Orkin notes that sickle cell was the first congenital disease for which scientists determined the single amino acid change in hemoglobin that sparks the condition. That work was done 60 years ago, he says, but that knowledge has never informed therapy for the disease.

Elevating the amount of fetal hemoglobin, says Orkin, emerged as a desirable strategy for treating sickle cell as clinicians and researchers noted long ago that levels of fetal hemoglobin naturally vary among individuals and that those sickle cell patients who express more of the fetal form of the protein experience fewer episodes of pain. “The more fetal hemoglobin you have, the better,” says Orkin, noting that elevating levels of the fetal protein seems to have no toxic side effects. “The cell doesn’t care if it’s producing fetal hemoglobin or not.”

The new study was done through genetic manipulation of a mouse model of sickle cell disease, demonstrating that in the future, gene therapy may be feasible.

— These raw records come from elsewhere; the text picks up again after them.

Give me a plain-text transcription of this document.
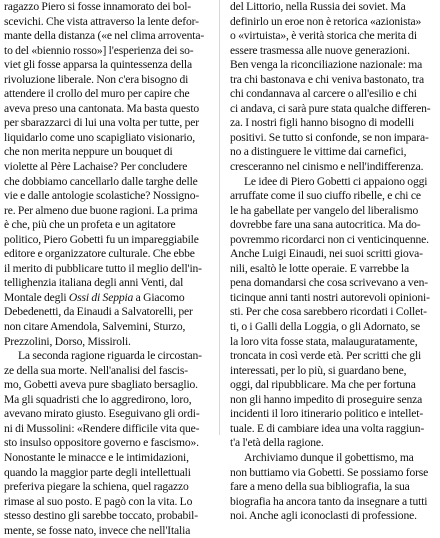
ragazzo Piero si fosse innamorato dei bol-
scevichi. Che vista attraverso la lente defor-
mante della distanza («e nel clima arroventa-
to del «biennio rosso»] l'esperienza dei so-
viet gli fosse apparsa la quintessenza della
rivoluzione liberale. Non c'era bisogno di
attendere il crollo del muro per capire che
aveva preso una cantonata. Ma basta questo
per sbarazzarci di lui una volta per tutte, per
liquidarlo come uno scapigliato visionario,
che non merita neppure un bouquet di
violette al Père Lachaise? Per concludere
che dobbiamo cancellarlo dalle targhe delle
vie e dalle antologie scolastiche? Nossigno-
re. Per almeno due buone ragioni. La prima
è che, più che un profeta e un agitatore
politico, Piero Gobetti fu un impareggiabile
editore e organizzatore culturale. Che ebbe
il merito di pubblicare tutto il meglio dell'in-
tellighenzia italiana degli anni Venti, dal
Montale degli Ossi di Seppia a Giacomo
Debedenetti, da Einaudi a Salvatorelli, per
non citare Amendola, Salvemini, Sturzo,
Prezzolini, Dorso, Missiroli.

La seconda ragione riguarda le circostan-
ze della sua morte. Nell'analisi del fascis-
mo, Gobetti aveva pure sbagliato bersaglio.
Ma gli squadristi che lo aggredirono, loro,
avevano mirato giusto. Eseguivano gli ordi-
ni di Mussolini: «Rendere difficile vita que-
sto insulso oppositore governo e fascismo».
Nonostante le minacce e le intimidazioni,
quando la maggior parte degli intellettuali
preferiva piegare la schiena, quel ragazzo
rimase al suo posto. E pagò con la vita. Lo
stesso destino gli sarebbe toccato, probabil-
mente, se fosse nato, invece che nell'Italia

del Littorio, nella Russia dei soviet. Ma
definirlo un eroe non è retorica «azionista»
o «virtuista», è verità storica che merita di
essere trasmessa alle nuove generazioni.
Ben venga la riconciliazione nazionale: ma
tra chi bastonava e chi veniva bastonato, tra
chi condannava al carcere o all'esilio e chi
ci andava, ci sarà pure stata qualche differen-
za. I nostri figli hanno bisogno di modelli
positivi. Se tutto si confonde, se non impara-
no a distinguere le vittime dai carnefici,
cresceranno nel cinismo e nell'indifferenza.

Le idee di Piero Gobetti ci appaiono oggi
arruffate come il suo ciuffo ribelle, e chi ce
le ha gabellate per vangelo del liberalismo
dovrebbe fare una sana autocritica. Ma do-
povremmo ricordarci non ci venticinquenne.
Anche Luigi Einaudi, nei suoi scritti giova-
nili, esaltò le lotte operaie. E varrebbe la
pena domandarsi che cosa scrivevano a ven-
ticinque anni tanti nostri autorevoli opinioni-
sti. Per che cosa sarebbero ricordati i Collet-
ti, o i Galli della Loggia, o gli Adornato, se
la loro vita fosse stata, malauguratamente,
troncata in così verde età. Per scritti che gli
interessati, per lo più, si guardano bene,
oggi, dal ripubblicare. Ma che per fortuna
non gli hanno impedito di proseguire senza
incidenti il loro itinerario politico e intellet-
tuale. E di cambiare idea una volta raggiun-
t'a l'età della ragione.

Archiviamo dunque il gobettismo, ma
non buttiamo via Gobetti. Se possiamo forse
fare a meno della sua bibliografia, la sua
biografia ha ancora tanto da insegnare a tutti
noi. Anche agli iconoclasti di professione.
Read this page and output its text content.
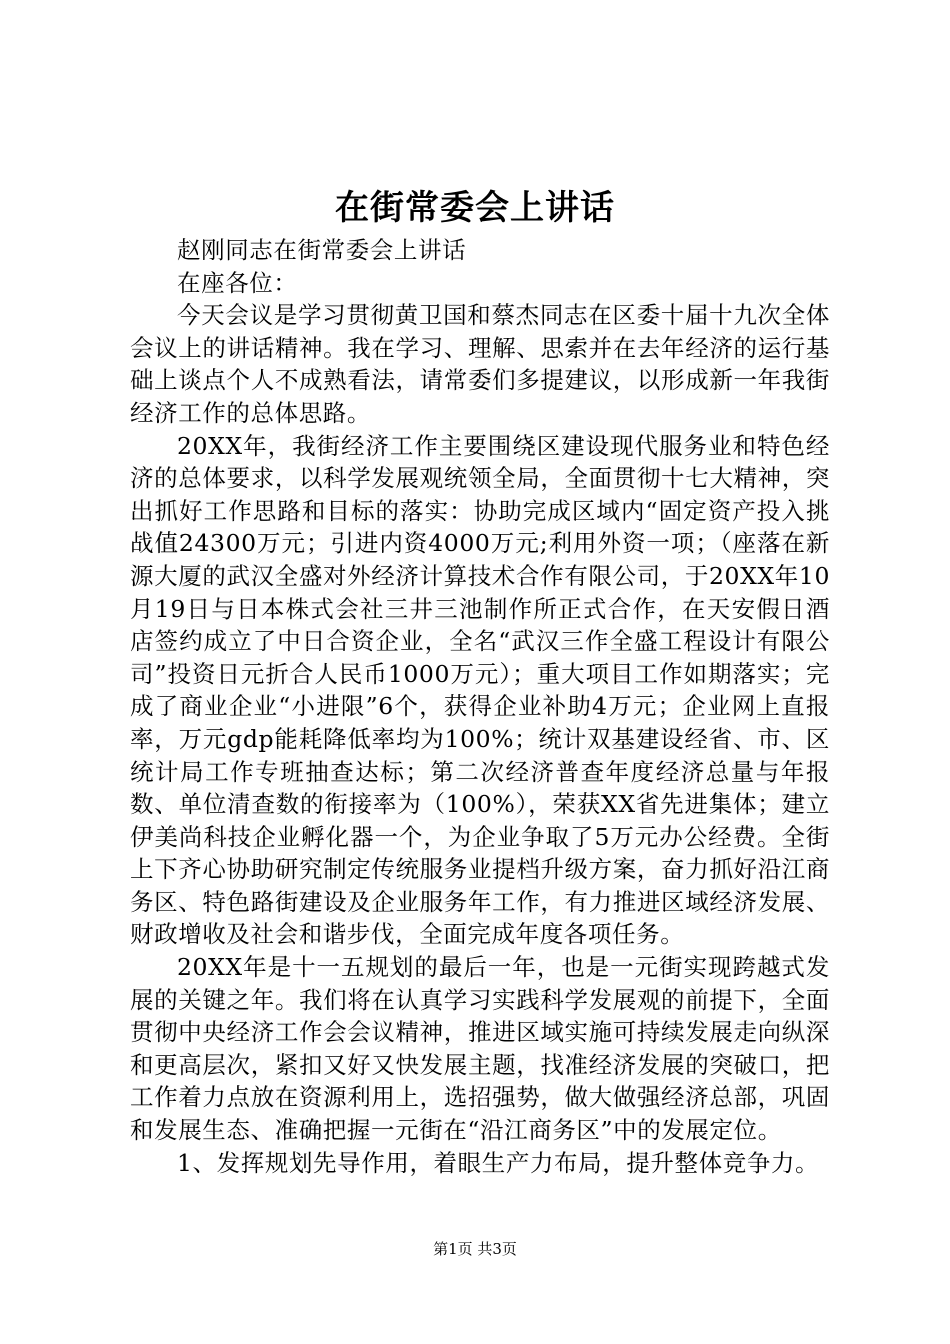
在街常委会上讲话

赵刚同志在街常委会上讲话

在座各位：

今天会议是学习贯彻黄卫国和蔡杰同志在区委十届十九次全体会议上的讲话精神。我在学习、理解、思索并在去年经济的运行基础上谈点个人不成熟看法，请常委们多提建议，以形成新一年我街经济工作的总体思路。

20XX年，我街经济工作主要围绕区建设现代服务业和特色经济的总体要求，以科学发展观统领全局，全面贯彻十七大精神，突出抓好工作思路和目标的落实：协助完成区域内“固定资产投入挑战值24300万元；引进内资4000万元;利用外资一项；（座落在新源大厦的武汉全盛对外经济计算技术合作有限公司，于20XX年10月19日与日本株式会社三井三池制作所正式合作，在天安假日酒店签约成立了中日合资企业，全名“武汉三作全盛工程设计有限公司”投资日元折合人民币1000万元）；重大项目工作如期落实；完成了商业企业“小进限”6个，获得企业补助4万元；企业网上直报率，万元gdp能耗降低率均为100%；统计双基建设经省、市、区统计局工作专班抽查达标；第二次经济普查年度经济总量与年报数、单位清查数的衔接率为（100%），荣获XX省先进集体；建立伊美尚科技企业孵化器一个，为企业争取了5万元办公经费。全街上下齐心协助研究制定传统服务业提档升级方案，奋力抓好沿江商务区、特色路街建设及企业服务年工作，有力推进区域经济发展、财政增收及社会和谐步伐，全面完成年度各项任务。

20XX年是十一五规划的最后一年，也是一元街实现跨越式发展的关键之年。我们将在认真学习实践科学发展观的前提下，全面贯彻中央经济工作会会议精神，推进区域实施可持续发展走向纵深和更高层次，紧扣又好又快发展主题，找准经济发展的突破口，把工作着力点放在资源利用上，选招强势，做大做强经济总部，巩固和发展生态、准确把握一元街在“沿江商务区”中的发展定位。

1、发挥规划先导作用，着眼生产力布局，提升整体竞争力。

第1页 共3页
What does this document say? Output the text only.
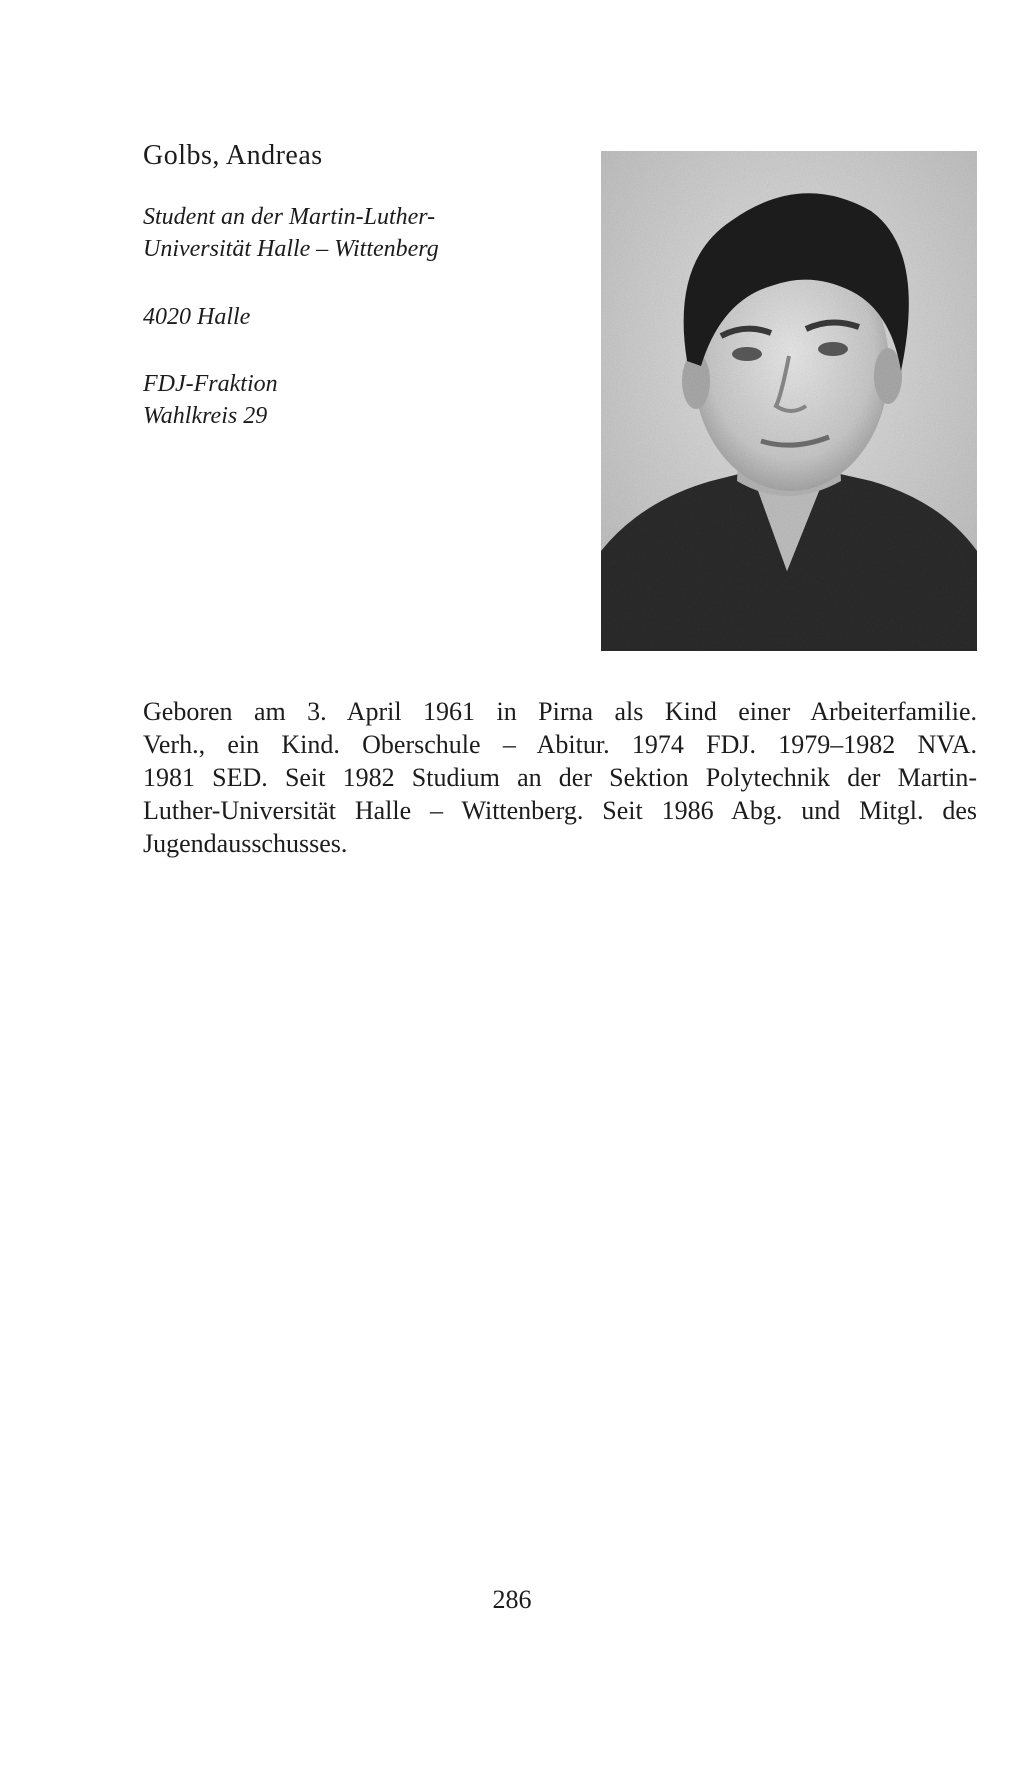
Golbs, Andreas

Student an der Martin-Luther-
Universität Halle – Wittenberg

4020 Halle

FDJ-Fraktion
Wahlkreis 29

Geboren am 3. April 1961 in Pirna als Kind einer Arbeiterfamilie.
Verh., ein Kind. Oberschule – Abitur. 1974 FDJ. 1979–1982 NVA.
1981 SED. Seit 1982 Studium an der Sektion Polytechnik der Martin-
Luther-Universität Halle – Wittenberg. Seit 1986 Abg. und Mitgl. des
Jugendausschusses.

286
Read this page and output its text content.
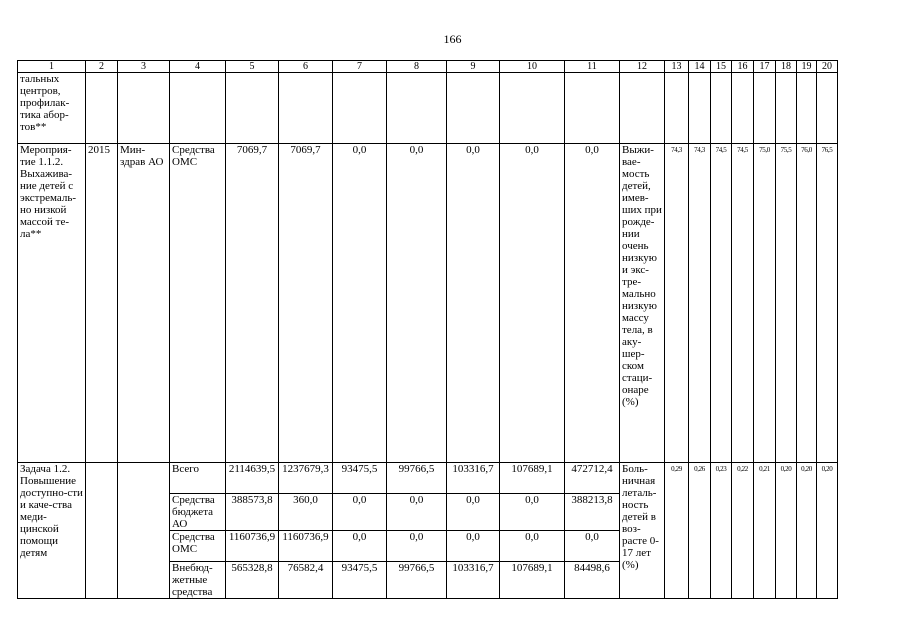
166
1	2	3	4	5	6	7	8	9	10	11	12	13	14	15	16	17	18	19	20
тальных центров, профилак-тика абор-тов**																			
Мероприя-тие 1.1.2. Выхажива-ние детей с экстремаль-но низкой массой те-ла**	2015	Мин-здрав АО	Средства ОМС	7069,7	7069,7	0,0	0,0	0,0	0,0	0,0	Выжи-вае-мость детей, имев-ших при рожде-нии очень низкую и экс-тре-мально низкую массу тела, в аку-шер-ском стаци-онаре (%)	74,3	74,3	74,5	74,5	75,0	75,5	76,0	76,5
Задача 1.2. Повышение доступно-сти и каче-ства меди-цинской помощи детям			Всего	2114639,5	1237679,3	93475,5	99766,5	103316,7	107689,1	472712,4	Боль-ничная леталь-ность детей в воз-расте 0-17 лет (%)	0,29	0,26	0,23	0,22	0,21	0,20	0,20	0,20
			Средства бюджета АО	388573,8	360,0	0,0	0,0	0,0	0,0	388213,8									
			Средства ОМС	1160736,9	1160736,9	0,0	0,0	0,0	0,0	0,0									
			Внебюд-жетные средства	565328,8	76582,4	93475,5	99766,5	103316,7	107689,1	84498,6									
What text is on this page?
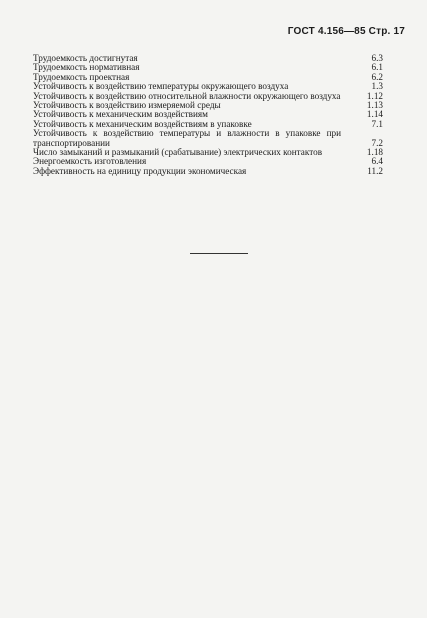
ГОСТ 4.156—85 Стр. 17
Трудоемкость достигнутая	6.3
Трудоемкость нормативная	6.1
Трудоемкость проектная	6.2
Устойчивость к воздействию температуры окружающего воздуха	1.3
Устойчивость к воздействию относительной влажности окружающего воздуха	1.12
Устойчивость к воздействию измеряемой среды	1.13
Устойчивость к механическим воздействиям	1.14
Устойчивость к механическим воздействиям в упаковке	7.1
Устойчивость к воздействию температуры и влажности в упаковке при транспортировании	7.2
Число замыканий и размыканий (срабатывание) электрических контактов	1.18
Энергоемкость изготовления	6.4
Эффективность на единицу продукции экономическая	11.2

Knowing the target protein also means the search for new drugs to govern the production of fetal hemoglobin can shift to a higher gear. Finally, the new work holds promise for devising new treatments for a other congenital blood disorders known as thalassemias, which are also caused by an underproduction of adult hemoglobin.

Now that this key switch has been identified, Orkin asserts, the chances of powerful new therapies for sickle cell and other hemoglobin disorders will become more evident: “For the last 20 years we’ve been shooting arrows in the dark in hopes of hitting the target. Now we can see the target and it is a meaningful one.”